Mehr Frauen in den Parlamenten führen auch zu einer anderen Politik. Ohne gleichberechtigte Parlamente kann es keine gleichberechtigte Politik geben.

Piel warf der CDU vor, bei dem Thema noch Nachholbedarf zu haben. „Mit Grausen“ habe sie die Rede des neuen JU-Bundesvorsitzenden aus Niedersachsen, Tilman Kuban, verfolgt. Er hatte in Anspielung auf die sieben Kinder der Verteidigungsministerin gesagt, es könne nicht sein, dass Ursula von der Leyen mehr Kinder als funktionierende Flugzeuge habe. „Die CDU kann da noch an ihrer Performance arbeiten“, sagte Piel.

Imke Byl, Anja Piel und Helge Limburg bei der Pressekonferenz der Grünen-Fraktion – Foto: MB.

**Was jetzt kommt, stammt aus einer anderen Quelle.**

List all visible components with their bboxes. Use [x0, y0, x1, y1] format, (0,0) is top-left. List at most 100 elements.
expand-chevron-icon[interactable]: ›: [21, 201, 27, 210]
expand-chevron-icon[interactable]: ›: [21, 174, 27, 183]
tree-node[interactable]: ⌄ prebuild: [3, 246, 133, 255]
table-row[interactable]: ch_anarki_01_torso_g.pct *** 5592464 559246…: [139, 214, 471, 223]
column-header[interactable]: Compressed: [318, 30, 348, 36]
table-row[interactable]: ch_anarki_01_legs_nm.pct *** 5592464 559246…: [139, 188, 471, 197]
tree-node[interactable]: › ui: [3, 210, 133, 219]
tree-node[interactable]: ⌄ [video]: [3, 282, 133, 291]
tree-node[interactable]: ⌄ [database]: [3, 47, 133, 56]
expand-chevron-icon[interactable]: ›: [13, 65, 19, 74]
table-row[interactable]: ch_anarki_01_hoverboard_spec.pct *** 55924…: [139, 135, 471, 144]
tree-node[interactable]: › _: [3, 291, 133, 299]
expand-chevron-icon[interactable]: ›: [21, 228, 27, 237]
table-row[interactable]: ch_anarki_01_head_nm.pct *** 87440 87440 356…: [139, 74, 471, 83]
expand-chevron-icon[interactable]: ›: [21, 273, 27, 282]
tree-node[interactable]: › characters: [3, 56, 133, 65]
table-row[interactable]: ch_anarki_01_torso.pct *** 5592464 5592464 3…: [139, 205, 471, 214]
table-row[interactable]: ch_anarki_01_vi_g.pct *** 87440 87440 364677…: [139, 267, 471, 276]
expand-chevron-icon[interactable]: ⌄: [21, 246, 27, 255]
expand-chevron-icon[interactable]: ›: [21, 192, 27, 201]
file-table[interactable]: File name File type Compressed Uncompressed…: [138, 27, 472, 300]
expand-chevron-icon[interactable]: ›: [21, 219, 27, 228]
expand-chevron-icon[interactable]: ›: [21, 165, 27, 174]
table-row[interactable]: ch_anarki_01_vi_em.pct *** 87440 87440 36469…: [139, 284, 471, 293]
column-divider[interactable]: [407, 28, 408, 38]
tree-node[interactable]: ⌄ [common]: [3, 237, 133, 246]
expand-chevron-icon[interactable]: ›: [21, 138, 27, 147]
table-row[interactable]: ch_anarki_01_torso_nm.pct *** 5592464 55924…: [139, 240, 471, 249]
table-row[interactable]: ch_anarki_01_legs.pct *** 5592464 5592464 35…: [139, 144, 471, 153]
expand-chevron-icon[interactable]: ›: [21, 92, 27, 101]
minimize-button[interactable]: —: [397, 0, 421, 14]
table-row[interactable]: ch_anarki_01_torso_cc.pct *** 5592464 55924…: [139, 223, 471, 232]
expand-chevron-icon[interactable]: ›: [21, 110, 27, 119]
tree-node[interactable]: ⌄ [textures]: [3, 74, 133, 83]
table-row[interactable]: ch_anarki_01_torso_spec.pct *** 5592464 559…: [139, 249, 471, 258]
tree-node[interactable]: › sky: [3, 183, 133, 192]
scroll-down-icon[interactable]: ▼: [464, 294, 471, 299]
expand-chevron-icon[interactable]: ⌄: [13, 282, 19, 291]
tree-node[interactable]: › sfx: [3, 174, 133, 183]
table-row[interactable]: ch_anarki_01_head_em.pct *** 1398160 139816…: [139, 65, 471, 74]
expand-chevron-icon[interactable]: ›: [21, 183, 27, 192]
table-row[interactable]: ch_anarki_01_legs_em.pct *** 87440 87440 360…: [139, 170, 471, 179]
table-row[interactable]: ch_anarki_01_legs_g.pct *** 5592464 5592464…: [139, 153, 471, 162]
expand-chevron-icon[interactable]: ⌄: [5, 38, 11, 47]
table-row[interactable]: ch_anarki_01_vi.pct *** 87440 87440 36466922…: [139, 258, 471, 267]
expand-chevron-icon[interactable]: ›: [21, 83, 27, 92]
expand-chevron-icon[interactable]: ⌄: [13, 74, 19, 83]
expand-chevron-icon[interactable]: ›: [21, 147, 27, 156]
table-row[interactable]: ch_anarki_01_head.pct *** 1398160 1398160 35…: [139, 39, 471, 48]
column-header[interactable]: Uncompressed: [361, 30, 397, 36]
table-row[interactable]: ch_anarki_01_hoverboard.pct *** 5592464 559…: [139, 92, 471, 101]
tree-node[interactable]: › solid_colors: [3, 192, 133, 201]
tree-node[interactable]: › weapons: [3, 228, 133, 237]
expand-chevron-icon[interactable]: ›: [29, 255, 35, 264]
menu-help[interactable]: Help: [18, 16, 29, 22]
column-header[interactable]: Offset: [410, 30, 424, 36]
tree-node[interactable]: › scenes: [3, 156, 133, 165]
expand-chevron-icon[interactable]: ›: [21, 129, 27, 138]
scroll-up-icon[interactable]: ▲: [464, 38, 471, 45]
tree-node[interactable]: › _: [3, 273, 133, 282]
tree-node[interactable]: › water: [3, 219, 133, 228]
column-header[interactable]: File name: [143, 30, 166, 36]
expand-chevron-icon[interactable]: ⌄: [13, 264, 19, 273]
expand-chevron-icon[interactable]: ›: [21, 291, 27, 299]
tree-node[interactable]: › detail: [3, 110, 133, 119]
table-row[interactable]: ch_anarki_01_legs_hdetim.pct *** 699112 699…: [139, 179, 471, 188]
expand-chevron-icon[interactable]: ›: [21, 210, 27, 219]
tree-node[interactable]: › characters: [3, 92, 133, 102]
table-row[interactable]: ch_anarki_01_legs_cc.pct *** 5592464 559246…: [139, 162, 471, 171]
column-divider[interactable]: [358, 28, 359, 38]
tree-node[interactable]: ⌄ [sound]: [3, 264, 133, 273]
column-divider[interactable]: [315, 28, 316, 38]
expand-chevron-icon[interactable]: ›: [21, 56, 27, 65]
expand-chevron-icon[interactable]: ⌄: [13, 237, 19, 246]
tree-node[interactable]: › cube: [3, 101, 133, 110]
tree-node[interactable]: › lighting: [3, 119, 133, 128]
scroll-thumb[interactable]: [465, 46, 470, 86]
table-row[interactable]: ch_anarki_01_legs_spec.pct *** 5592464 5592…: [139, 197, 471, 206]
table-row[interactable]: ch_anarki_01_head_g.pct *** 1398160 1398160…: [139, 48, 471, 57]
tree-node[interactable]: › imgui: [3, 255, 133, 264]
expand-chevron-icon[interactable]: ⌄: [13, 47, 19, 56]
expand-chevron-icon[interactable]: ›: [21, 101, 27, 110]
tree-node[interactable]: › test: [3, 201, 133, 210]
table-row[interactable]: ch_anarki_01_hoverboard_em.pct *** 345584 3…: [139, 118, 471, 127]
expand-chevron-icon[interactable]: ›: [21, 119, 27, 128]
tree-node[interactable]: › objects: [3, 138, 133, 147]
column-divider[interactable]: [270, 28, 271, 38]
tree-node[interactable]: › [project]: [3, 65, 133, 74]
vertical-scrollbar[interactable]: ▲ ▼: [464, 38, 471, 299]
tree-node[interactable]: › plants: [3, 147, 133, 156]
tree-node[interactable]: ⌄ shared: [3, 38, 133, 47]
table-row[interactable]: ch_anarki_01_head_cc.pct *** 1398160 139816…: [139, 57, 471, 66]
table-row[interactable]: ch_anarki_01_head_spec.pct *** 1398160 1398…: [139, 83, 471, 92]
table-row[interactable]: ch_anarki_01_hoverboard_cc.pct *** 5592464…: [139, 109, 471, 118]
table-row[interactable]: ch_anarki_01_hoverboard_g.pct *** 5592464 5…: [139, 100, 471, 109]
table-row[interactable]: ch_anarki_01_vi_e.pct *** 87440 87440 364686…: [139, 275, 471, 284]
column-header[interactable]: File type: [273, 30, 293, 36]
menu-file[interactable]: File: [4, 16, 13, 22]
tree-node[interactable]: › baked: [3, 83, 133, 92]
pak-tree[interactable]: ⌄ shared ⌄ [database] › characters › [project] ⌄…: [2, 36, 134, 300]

Für die Abgeordnete Imke Byl ist der aktuelle Zustand im Landtag nicht haltbar. Der Männer-Anteil liege bei mehr als 70 Prozent. „In den Kommunalparlamenten sieht es noch viel schlimmer aus“, so Byl. Hier liegt der Frauenanteil nicht einem bei einem Viertel der Abgeordneten. Das habe auch Auswirkungen auf die Politik. Mehr Frauen in den Parlamenten führten auch zu einer anderen Politik. Als Beispiele nannte sie den jahrelangen Kampf von Frauenhäusern um finanzielle Mittel sowie die Debatte um ein Werbeverbot für Abtreibungen. „Ohne gleichberechtigte Parlamente kann es keine gleichberechtigte Politik geben“, stellte Byl fest.

Sie wünscht sich bis zum Sommer 2020 ein Ergebnis der Enquetekommission, damit das geänderte Wahlgesetz schon bei der nächsten Landtagswahl angewendet werden könnte. „Wir haben derzeit eine Große Koalition mit einer großen Mehrheit, die für eine Wahlgesetzänderung ja auch nötig ist. Wenn sich der Ministerpräsident dann auch noch für ein Paritätsgesetz ausspricht, nehmen wir ihn an der Stelle beim Wort“, sagte Byl.

Brandenburger Modell reicht den Grünen nicht

Die von den Grünen geforderte Enquetekommission mit 25 Mitgliedern soll bis Ende Juli des kommenden Jahres Vorschläge für ein Gesetz auf den Tisch legen. Dazu soll unter anderem geklärt werden, welche Gesetze geändert werden müssten und ob grundsätzliche Änderungen am Wahlsystem nötig wären. Ziel sei ausdrücklich nicht, das Parlament zu vergrößern, machte Helge Limburg, Parlamentarischer Geschäftsführer der Grünen-Fraktion, deutlich. Das sei auch gar nicht notwendig. Auf ein konkretes Modell für ein Paritätsgesetz wollten sich die Grünen-Politiker am Mittwoch noch nicht festlegen.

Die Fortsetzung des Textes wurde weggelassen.